Глава 12


Май 1808 г.

Прошка силился что-то сказать, но из его горла вырывался тихий, сдавленный хрип. Я не дышал. Весь мой мир сейчас висел на единственном слове, застрявшем в глотке у мальчишки.

Наконец, его прорвало.

— Барин! Григорий Пантелеич! — затараторил он, сбиваясь и проглатывая слова. — Там… на речке… туман, холодрыга страшная… Они встали… черные такие… а доктор… он меня за карету, велел не дышать… А я подглядывал!

Его сбивчивый рассказ рисовал картину, увиденную глазами испуганного ребенка. Туманная дымка над Черной речкой. Две неподвижные фигуры у барьера, застывшие, как оловянные солдатики.

— А потом как бабахнет! — Прошка вздрогнул, словно выстрел громыхнул прямо здесь, в мастерской. — Громко так! Все в дыму… А когда развеялось — наш-то, капитан… качнулся. И сгузнулся… ой… упал на снег… На рубахе увидал красное пятно…

За моей спиной раздался сдавленный вздох — это Варвара Павловна прижала ладонь ко рту. Из тени выступил Кулибин.

— А доктор-то… он как выскочит! Подбежал, рубаху на нем как рванет! А там… — Прошка зажмурился, будто не в силах вынести воспоминание. — Кровищи… Я думал, все… Он его резать начал, барин! Ножом! А потом хинструментами своими… достал оттуда блестящий кусочек свинца… Ужас!

Плечо. Свезло. Могли и в сердце засадить, и тогда прощай, мой единственный союзник. Пуля застряла неглубоко, раз Беверлей ее так быстро извлек. Кость, скорее всего, цела. Главное, что Беверлей был рядом. Значит, шанс есть.

— Сердце екнуло: помрет, — шмыгнул носом Прошка. — А доктор его перевязал, а потом… потом такое началось!

Мальчишка подался вперед, его глаза снова расширились от пережитого изумления.

— Капитан наш сел! Прямо на снегу! И встал! Встал, барин! Оперся на другого господина и кричит так громко: «Господин граф еще здесь? Я готов сделать свой выстрел!»
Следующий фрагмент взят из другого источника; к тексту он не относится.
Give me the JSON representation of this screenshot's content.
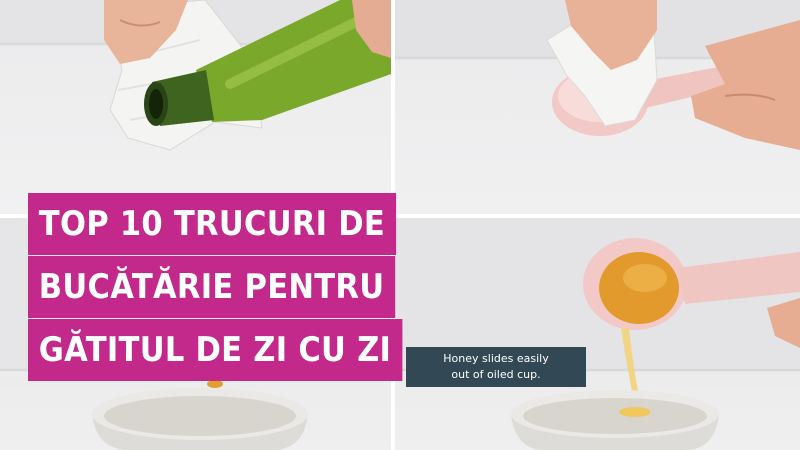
{
  "title": {
    "line1": "TOP 10 TRUCURI DE",
    "line2": "BUCĂTĂRIE PENTRU",
    "line3": "GĂTITUL DE ZI CU ZI"
  },
  "caption": {
    "line1": "Honey slides easily",
    "line2": "out of oiled cup."
  },
  "colors": {
    "title_background": "#c3298a",
    "caption_background": "#324854",
    "honey": "#e0a030",
    "olive_oil_bottle": "#7aa82a",
    "measuring_cup": "#f2c9c6"
  }
}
По мастерской пронесся общий вздох облегчения. Степан размашисто перекрестился.

— А того графа-то и след простыл! — с восторгом закончил Прошка.

Волна облегчения едва не сбила с ног, на мгновение мир качнулся и потемнел. Пронесло.

Мои люди, обсуждая новости, без лишних слов разошлись по местам. Илья и Степан, не сговариваясь, вернулись к верстакам. Кулибин, крякнув что-то себе под нос, развернулся и ушел в свою каморку. Механизм мастерской снова пришел в движение.

Из-за широкой юбки Варвары Павловны выглянула маленькая Катенька. Испуг и любопытство в ее глазах были направлена на Прошку, на его растрепанный вид и свежую царапину на щеке. Поймав ее взгляд, мальчишка мгновенно преобразился. Ужас в его глазах сменился отчаянным бахвальством.

— А я там был! — громко заявил он, тыча себя в грудь. — Нисколечко не испугался! Как бабахнуло — я даже не моргнул! А кровищи-то было — во! По колено!

Катенька слушала, раскрыв рот, готовая поверить в любую небылицу. Глядя на этого маленького врунишку, я подумал, что, возможно, это и есть лучший способ справиться с пережитым кошмаром. Переплавить его в героическую сказку.

Мой взгляд переместился на Варвару Павловну. Она все еще стояла у стены с молочно белым лицом, однако на щеках уже проступал легкий румянец. Подойдя к ней, я тихо произнес:

— Варвара Павловна, Алексей Кириллович ранен. Ему сейчас, как никогда, нужен… дружеский уход. Не сочтете ли за труд навестить его? Передайте от меня наилучшие пожелания.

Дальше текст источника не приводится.